COVID-19 can cause acute cardiac injury (ACI), which increases the risk for serious illness and death during and after hospitalization. But it’s unclear how often ACI affects COVID-19 patients nor whether cardiac injury persists.
In a study published online on February 7 in eBioMedicine, Tim Duong, Ph.D., and colleagues analyzed the records of 10,696 COVID-19 patients hospitalized between March 2020 and June 2021; 39% of them (4,248) had been diagnosed with ACI. Those patients were 4.45 times more likely to die in the hospital compared with hospitalized COVID-19 patients who did not have ACI. For COVID-19 patients with ACI who were discharged and returned for follow-up care, 55.8% still suffered from cardiac injury an average of 2.5 months after discharge.

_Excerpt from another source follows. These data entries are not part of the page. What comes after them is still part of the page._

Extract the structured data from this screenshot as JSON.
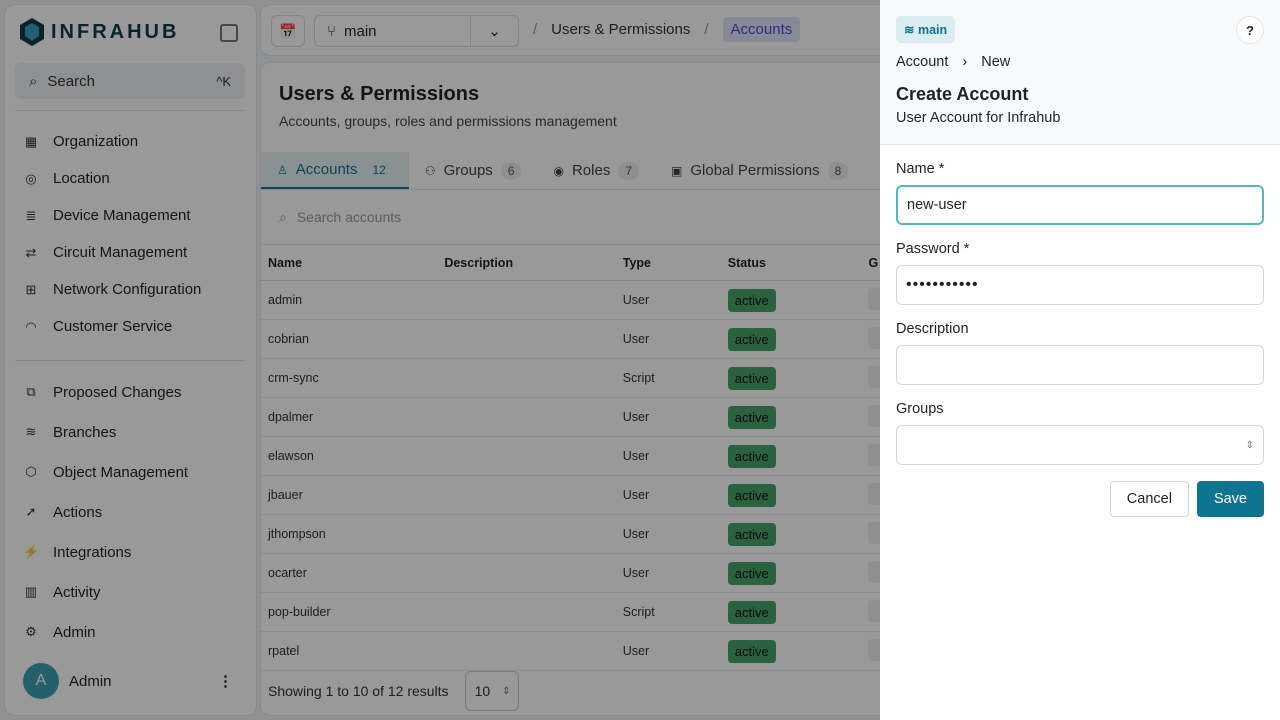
{
  "sidebar": {
    "logo": "INFRAHUB",
    "search": "Search",
    "search_shortcut": "^K",
    "top_items": [
      {
        "label": "Organization",
        "icon": "building-icon"
      },
      {
        "label": "Location",
        "icon": "pin-icon"
      },
      {
        "label": "Device Management",
        "icon": "server-icon"
      },
      {
        "label": "Circuit Management",
        "icon": "circuit-icon"
      },
      {
        "label": "Network Configuration",
        "icon": "network-icon"
      },
      {
        "label": "Customer Service",
        "icon": "gauge-icon"
      }
    ],
    "bottom_items": [
      {
        "label": "Proposed Changes",
        "icon": "diff-icon"
      },
      {
        "label": "Branches",
        "icon": "layers-icon"
      },
      {
        "label": "Object Management",
        "icon": "cube-icon"
      },
      {
        "label": "Actions",
        "icon": "rocket-icon"
      },
      {
        "label": "Integrations",
        "icon": "plug-icon"
      },
      {
        "label": "Activity",
        "icon": "chart-icon"
      },
      {
        "label": "Admin",
        "icon": "gear-icon"
      }
    ],
    "user": {
      "initial": "A",
      "name": "Admin"
    }
  },
  "topbar": {
    "branch": "main",
    "breadcrumb": [
      "Users & Permissions",
      "Accounts"
    ]
  },
  "page": {
    "title": "Users & Permissions",
    "subtitle": "Accounts, groups, roles and permissions management",
    "tabs": [
      {
        "label": "Accounts",
        "count": "12"
      },
      {
        "label": "Groups",
        "count": "6"
      },
      {
        "label": "Roles",
        "count": "7"
      },
      {
        "label": "Global Permissions",
        "count": "8"
      }
    ],
    "search_placeholder": "Search accounts",
    "columns": [
      "Name",
      "Description",
      "Type",
      "Status",
      "G"
    ],
    "rows": [
      [
        "admin",
        "",
        "User",
        "active"
      ],
      [
        "cobrian",
        "",
        "User",
        "active"
      ],
      [
        "crm-sync",
        "",
        "Script",
        "active"
      ],
      [
        "dpalmer",
        "",
        "User",
        "active"
      ],
      [
        "elawson",
        "",
        "User",
        "active"
      ],
      [
        "jbauer",
        "",
        "User",
        "active"
      ],
      [
        "jthompson",
        "",
        "User",
        "active"
      ],
      [
        "ocarter",
        "",
        "User",
        "active"
      ],
      [
        "pop-builder",
        "",
        "Script",
        "active"
      ],
      [
        "rpatel",
        "",
        "User",
        "active"
      ]
    ],
    "pagination": {
      "summary": "Showing 1 to 10 of 12 results",
      "page_size": "10"
    }
  },
  "drawer": {
    "branch": "main",
    "help": "?",
    "breadcrumb": [
      "Account",
      "New"
    ],
    "title": "Create Account",
    "subtitle": "User Account for Infrahub",
    "fields": {
      "name_label": "Name *",
      "name_value": "new-user",
      "password_label": "Password *",
      "password_value": "•••••••••••",
      "description_label": "Description",
      "description_value": "",
      "groups_label": "Groups",
      "groups_value": ""
    },
    "cancel": "Cancel",
    "save": "Save"
  },
  "colors": {
    "accent": "#0e7490",
    "active_badge": "#47a46a"
  }
}
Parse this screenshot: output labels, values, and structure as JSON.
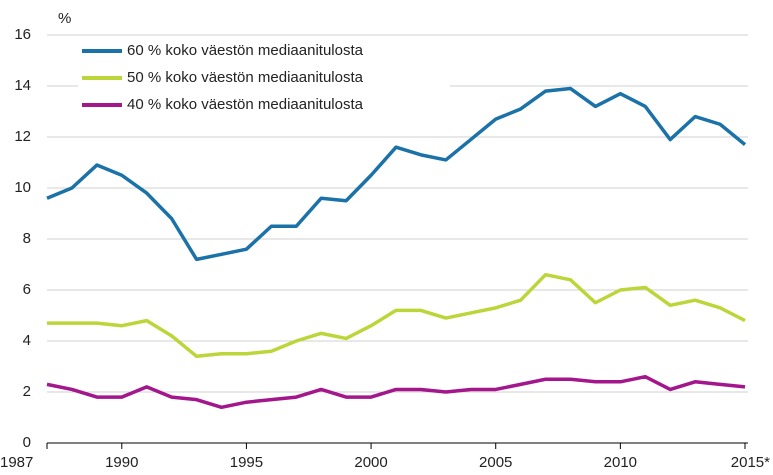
{
  "chart_data": {
    "type": "line",
    "y_label": "%",
    "x": [
      1987,
      1988,
      1989,
      1990,
      1991,
      1992,
      1993,
      1994,
      1995,
      1996,
      1997,
      1998,
      1999,
      2000,
      2001,
      2002,
      2003,
      2004,
      2005,
      2006,
      2007,
      2008,
      2009,
      2010,
      2011,
      2012,
      2013,
      2014,
      2015
    ],
    "series": [
      {
        "name": "60 % koko väestön mediaanitulosta",
        "color": "#1b72a8",
        "values": [
          9.6,
          10.0,
          10.9,
          10.5,
          9.8,
          8.8,
          7.2,
          7.4,
          7.6,
          8.5,
          8.5,
          9.6,
          9.5,
          10.5,
          11.6,
          11.3,
          11.1,
          11.9,
          12.7,
          13.1,
          13.8,
          13.9,
          13.2,
          13.7,
          13.2,
          11.9,
          12.8,
          12.5,
          11.7
        ]
      },
      {
        "name": "50 % koko väestön mediaanitulosta",
        "color": "#bcd63a",
        "values": [
          4.7,
          4.7,
          4.7,
          4.6,
          4.8,
          4.2,
          3.4,
          3.5,
          3.5,
          3.6,
          4.0,
          4.3,
          4.1,
          4.6,
          5.2,
          5.2,
          4.9,
          5.1,
          5.3,
          5.6,
          6.6,
          6.4,
          5.5,
          6.0,
          6.1,
          5.4,
          5.6,
          5.3,
          4.8
        ]
      },
      {
        "name": "40 % koko väestön mediaanitulosta",
        "color": "#a3168c",
        "values": [
          2.3,
          2.1,
          1.8,
          1.8,
          2.2,
          1.8,
          1.7,
          1.4,
          1.6,
          1.7,
          1.8,
          2.1,
          1.8,
          1.8,
          2.1,
          2.1,
          2.0,
          2.1,
          2.1,
          2.3,
          2.5,
          2.5,
          2.4,
          2.4,
          2.6,
          2.1,
          2.4,
          2.3,
          2.2
        ]
      }
    ],
    "xlim": [
      1987,
      2015
    ],
    "xticks": [
      1987,
      1990,
      1995,
      2000,
      2005,
      2010,
      {
        "value": 2015,
        "label": "2015*"
      }
    ],
    "ylim": [
      0,
      16
    ],
    "yticks": [
      0,
      2,
      4,
      6,
      8,
      10,
      12,
      14,
      16
    ],
    "grid": true,
    "legend": "top-left"
  }
}
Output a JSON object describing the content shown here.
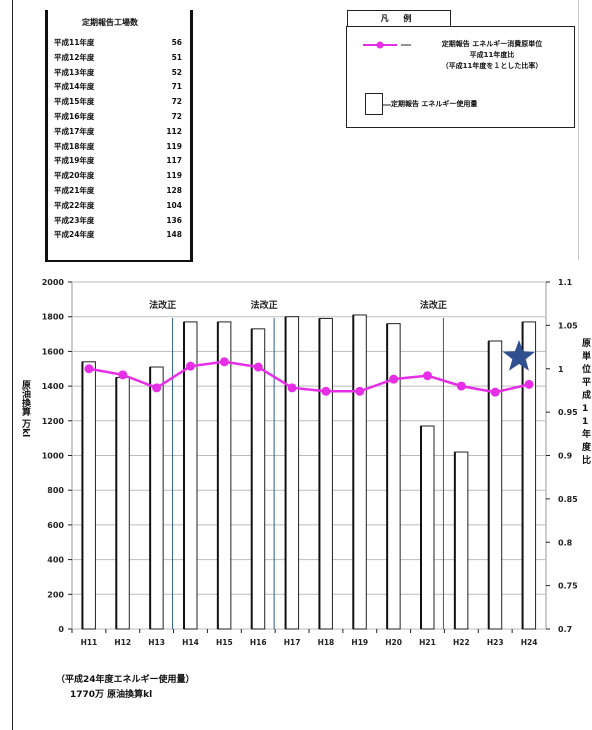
{
  "factory_table": {
    "title": "定期報告工場数",
    "rows": [
      {
        "year": "平成11年度",
        "count": "56"
      },
      {
        "year": "平成12年度",
        "count": "51"
      },
      {
        "year": "平成13年度",
        "count": "52"
      },
      {
        "year": "平成14年度",
        "count": "71"
      },
      {
        "year": "平成15年度",
        "count": "72"
      },
      {
        "year": "平成16年度",
        "count": "72"
      },
      {
        "year": "平成17年度",
        "count": "112"
      },
      {
        "year": "平成18年度",
        "count": "119"
      },
      {
        "year": "平成19年度",
        "count": "117"
      },
      {
        "year": "平成20年度",
        "count": "119"
      },
      {
        "year": "平成21年度",
        "count": "128"
      },
      {
        "year": "平成22年度",
        "count": "104"
      },
      {
        "year": "平成23年度",
        "count": "136"
      },
      {
        "year": "平成24年度",
        "count": "148"
      }
    ]
  },
  "legend": {
    "title": "凡 例",
    "line_label_1": "定期報告 エネルギー消費原単位",
    "line_label_2": "平成11年度比",
    "line_label_3": "（平成11年度を１とした比率）",
    "bar_label": "定期報告 エネルギー使用量"
  },
  "axis_labels": {
    "y_left": "原油換算 万kl",
    "y_right": "原単位平成11年度比"
  },
  "footnote": {
    "line1": "（平成24年度エネルギー使用量）",
    "line2": "1770万 原油換算kl"
  },
  "colors": {
    "line": "#e62ee6",
    "bar_border": "#222222",
    "grid": "#bbbbbb",
    "annotation_line": "#2e5c8a",
    "star": "#2f4f8f"
  },
  "chart_data": {
    "type": "bar",
    "categories": [
      "H11",
      "H12",
      "H13",
      "H14",
      "H15",
      "H16",
      "H17",
      "H18",
      "H19",
      "H20",
      "H21",
      "H22",
      "H23",
      "H24"
    ],
    "series": [
      {
        "name": "定期報告 エネルギー使用量",
        "type": "bar",
        "axis": "left",
        "values": [
          1540,
          1450,
          1510,
          1770,
          1770,
          1730,
          1800,
          1790,
          1810,
          1760,
          1170,
          1020,
          1660,
          1770
        ]
      },
      {
        "name": "定期報告 エネルギー消費原単位",
        "type": "line",
        "axis": "right",
        "values": [
          1.0,
          0.993,
          0.978,
          1.003,
          1.008,
          1.002,
          0.978,
          0.974,
          0.974,
          0.988,
          0.992,
          0.98,
          0.973,
          0.982
        ]
      }
    ],
    "y_left": {
      "min": 0,
      "max": 2000,
      "ticks": [
        "0",
        "200",
        "400",
        "600",
        "800",
        "1000",
        "1200",
        "1400",
        "1600",
        "1800",
        "2000"
      ]
    },
    "y_right": {
      "min": 0.7,
      "max": 1.1,
      "ticks": [
        "0.7",
        "0.75",
        "0.8",
        "0.85",
        "0.9",
        "0.95",
        "1",
        "1.05",
        "1.1"
      ]
    },
    "grid": true,
    "annotations": [
      {
        "text": "法改正",
        "after_category": "H13"
      },
      {
        "text": "法改正",
        "after_category": "H16"
      },
      {
        "text": "法改正",
        "after_category": "H21"
      }
    ]
  }
}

The authors found that blood levels of troponin, creatinine, lymphocytes and sodium that were measured at discharge predicted, within an accuracy range of 64%-76%, whether patients with ACI would survive after leaving the hospital. The findings suggest that hospitalized COVID-19 patients should routinely be evaluated for possible ACI and that patients diagnosed with the condition should be monitored for future cardiovascular complications.
Dr. Duong is professor and vice chair for research of radiology at Einstein and Montefiore, professor of physiology & biophysics, and professor in the Dominick P. Purpura Department of Neuroscience at Einstein.